Beauvoir watched Dr. Gilbert skillfully snap a small OxyContin in two.
“I keep them just in case,” Beauvoir said, swallowing the tiny half pill as Gilbert handed him clean pajamas.
“In case you do something foolish?” asked Gilbert with a smile. “You might need another bottle.”
“Har har,” said Beauvoir. But already he could feel the warmth spreading and the pain dulling and any sting there might have been in Gilbert’s comment drifted away.
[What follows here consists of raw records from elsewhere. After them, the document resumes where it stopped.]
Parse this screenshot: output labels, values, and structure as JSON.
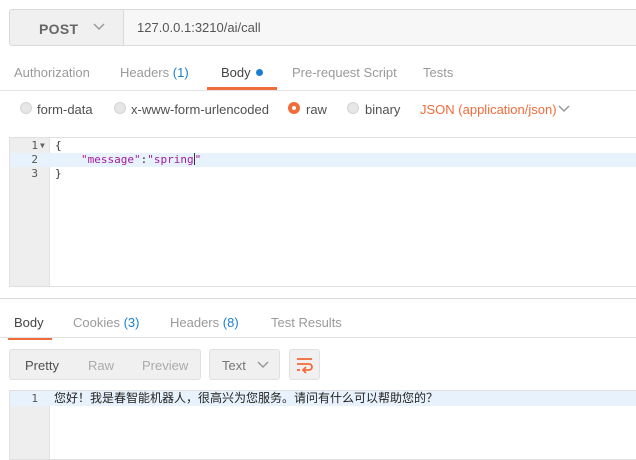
{
  "request": {
    "method": "POST",
    "url": "127.0.0.1:3210/ai/call"
  },
  "request_tabs": [
    {
      "label": "Authorization"
    },
    {
      "label": "Headers",
      "count": "(1)"
    },
    {
      "label": "Body",
      "active": true
    },
    {
      "label": "Pre-request Script"
    },
    {
      "label": "Tests"
    }
  ],
  "body_types": [
    {
      "label": "form-data"
    },
    {
      "label": "x-www-form-urlencoded"
    },
    {
      "label": "raw",
      "selected": true
    },
    {
      "label": "binary"
    }
  ],
  "content_type": "JSON (application/json)",
  "request_body": {
    "lines": [
      {
        "num": "1",
        "text": "{"
      },
      {
        "num": "2",
        "key": "\"message\"",
        "sep": ":",
        "value": "\"spring\""
      },
      {
        "num": "3",
        "text": "}"
      }
    ]
  },
  "response_tabs": [
    {
      "label": "Body",
      "active": true
    },
    {
      "label": "Cookies",
      "count": "(3)"
    },
    {
      "label": "Headers",
      "count": "(8)"
    },
    {
      "label": "Test Results"
    }
  ],
  "view_modes": [
    "Pretty",
    "Raw",
    "Preview"
  ],
  "format": "Text",
  "response_body": {
    "lines": [
      {
        "num": "1",
        "text": "您好！我是春智能机器人，很高兴为您服务。请问有什么可以帮助您的？"
      }
    ]
  },
  "colors": {
    "accent": "#f26b3a",
    "count_blue": "#1b7fd1"
  }
}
As he dressed, Beauvoir watched the doctor in the kitchen spooning soup into two bowls and cutting fresh baked bread.
“Les Canadiens are playing tonight, aren’t they?” Gilbert returned with the food and made Beauvoir comfortable sitting up in bed. “Want to watch?”
“Please.”
Within moments they were eating soup, baguette and watching Les Canadiens slaughter New York.
“Too salty,” snapped Gilbert. “I told Carole not to put so much salt in the food.”
“Tastes fine to me.”
“Then you have no taste. Raised on poutine and burgers.”
Beauvoir looked at Dr. Gilbert expecting to see a smile. Instead his handsome face was sour, angry. Entitled, petulant, petty.
The asshole was back. Or, more likely, had been there all along in deceptively easy company with the saint.
SEVEN
Armand Gamache rose quietly in the night, putting on his bedside lamp and dressing warmly. Henri watched all this with his tail swishing and the tennis ball in his mouth. They tiptoed down the narrow, winding wood stairs that seemed carved into the center of the old home. Émile had put him on the top floor, in what had been the master bedroom. It was a magnificent loft space with wood beams and dormer windows out each side of the roof. Émile had explained that he no longer felt comfortable on the steep, narrow stairs, worn by hundreds of years of feet, and did Armand mind?